Explicação: Tempo entre fissuras
“Tempo entre fissuras” é uma composição que explora com delicadeza e profundidade a relação intrínseca entre o fluir inexorável do tempo, a persistência da memória e a capacidade da vida de se manifestar até mesmo através dos sinais de desgaste e transformação. O texto articula-se como uma meditação poética sobre a transitoriedade e a permanência, utilizando a imagem das fissuras não como mero símbolo de decadência, mas como portais pelos quais o passado e o presente se encontram e se regeneram.
A primeira estrofe introduz imediatamente o motivo central: o tempo, personificado, “respira entre as fendas dos palácios”, uma imagem que infunde vitalidade e uma presença quase imperceptível no que é aparentemente estático e em desmoronamento. O “sopro morno” entre os “tijolos riscados pelo tempo” evoca uma sensação tátil, quase um hálito vital que permeia a matéria, sugerindo que o tempo não apenas consome, mas também anima. As fachadas dos edifícios tornam-se testemunhas silenciosas, “anotam horas com minúsculas lágrimas”, outra poderosa personificação que atribui às estruturas a capacidade de sentir e registrar a passagem dos eventos, quase chorando pelo que se perde ou transforma. A estrofe fecha-se com a imagem da noite que “contém a respiração para quem resta”, um momento de suspensão carregado de expectativa e empatia pela existência que perdura, um eco de solidão e resistência.
Na segunda estrofe, a atenção desloca-se para o reino da memória. O tempo, ou talvez uma entidade mais etérea ligada à criação, “semear orvalho sobre as mãos das recordações”. Esta é uma metáfora de rara beleza: as memórias não são estáticas, mas entidades vivas, capazes de acolher o “orvalho”, símbolo de frescura, beleza efêmera e pureza. As “pérolas de geada que tremem ao toque do amanhecer” reforçam a ideia da fragilidade e preciosidade das recordações, destinadas a desvanecer com a luz do dia, mas capazes de brilhar intensamente por um breve instante. Cada “impressão” deixada pelo passado transforma-se numa “sede de luz”, sugerindo que os vestígios do que foi não são meras relíquias, mas impulsos vitais que procuram nova manifestação no presente. A memória em si é uma ação ativa, “amarra fios de ontem”, tecendo a continuidade entre o passado e o presente.
A terceira estrofe retorna à imagem das fissuras, mas com um valor renovado. Elas não são mais apenas vias para o respiro do tempo, mas “abrem vislumbres onde a água canta”. Aqui a fenda torna-se um portal para a vida, para a música da natureza, para uma regeneração inesperada. A água que canta é símbolo de purificação e vitalidade. O “apito do crepúsculo que se reflete no pátio” adiciona um elemento auditivo e visual, amplificando a dimensão da passagem, do fim de um ciclo que reverbera num espaço íntimo. Os “veludos do tempo” são uma metáfora suntuosa e tocante, evocando uma superfície macia, consumida mas não destruída, sobre a qual se depositaram “passos de meninas e de homens”, uma expressão que abraça toda a gama da experiência humana e a ciclicidade das gerações. O ar, por fim, “permanece suspenso entre promessa e silêncio”, capturando a tensão e a potencial revelação do momento presente, um equilíbrio entre o que foi e o que será.
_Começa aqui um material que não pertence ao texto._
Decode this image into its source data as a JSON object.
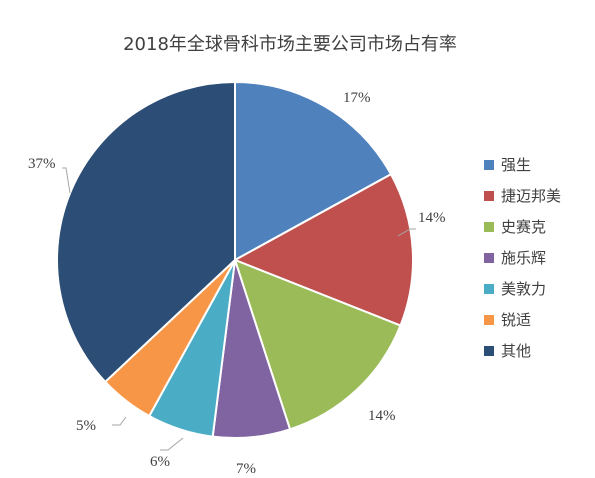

A última estrofe funciona como conclusão e reinauguração cíclica. O tempo, definido como “curioso”, retoma a ação de “semear ainda orvalho”, sublinhando sua natureza incansável e quase investigativa. As “mãos das recordações” não apenas acolhem o orvalho, mas agora sobre elas “cresce um prado mínimo”, uma evolução significativa: aquilo que era frágil e momentâneo (o orvalho) deu vida a algo tangível e persistente, ainda que pequeno. Este “prado mínimo” representa o crescimento, a resiliência e a vitalidade que germina da memória. A reflexão final é uma espécie de iluminação existencial: “Talvez assim respirar seja habitar o presente”. A vida, o sopro, identifica-se com o ato de residir conscientemente no aqui e agora, uma aceitação da fluidez e fragilidade da existência. O círculo fecha-se com a manhã que “acende novamente entre fissuras”, reafirmando que as fissuras, longe de serem apenas símbolos de destruição, são também janelas por onde a luz do renascimento se manifesta incessantemente, num eterno ciclo de decadência e floração.
“Tempo entre fissuras” é, em síntese, uma elegia à capacidade da vida de persistir e renovar-se, um convite a apreender a beleza e a vitalidade que se aninham nas dobras do tempo e nas memórias que nos definem. A poesia pinta uma paisagem onde a destruição e a criação não são forças opostas, mas aspectos complementares de uma única, profunda dinâmica existencial.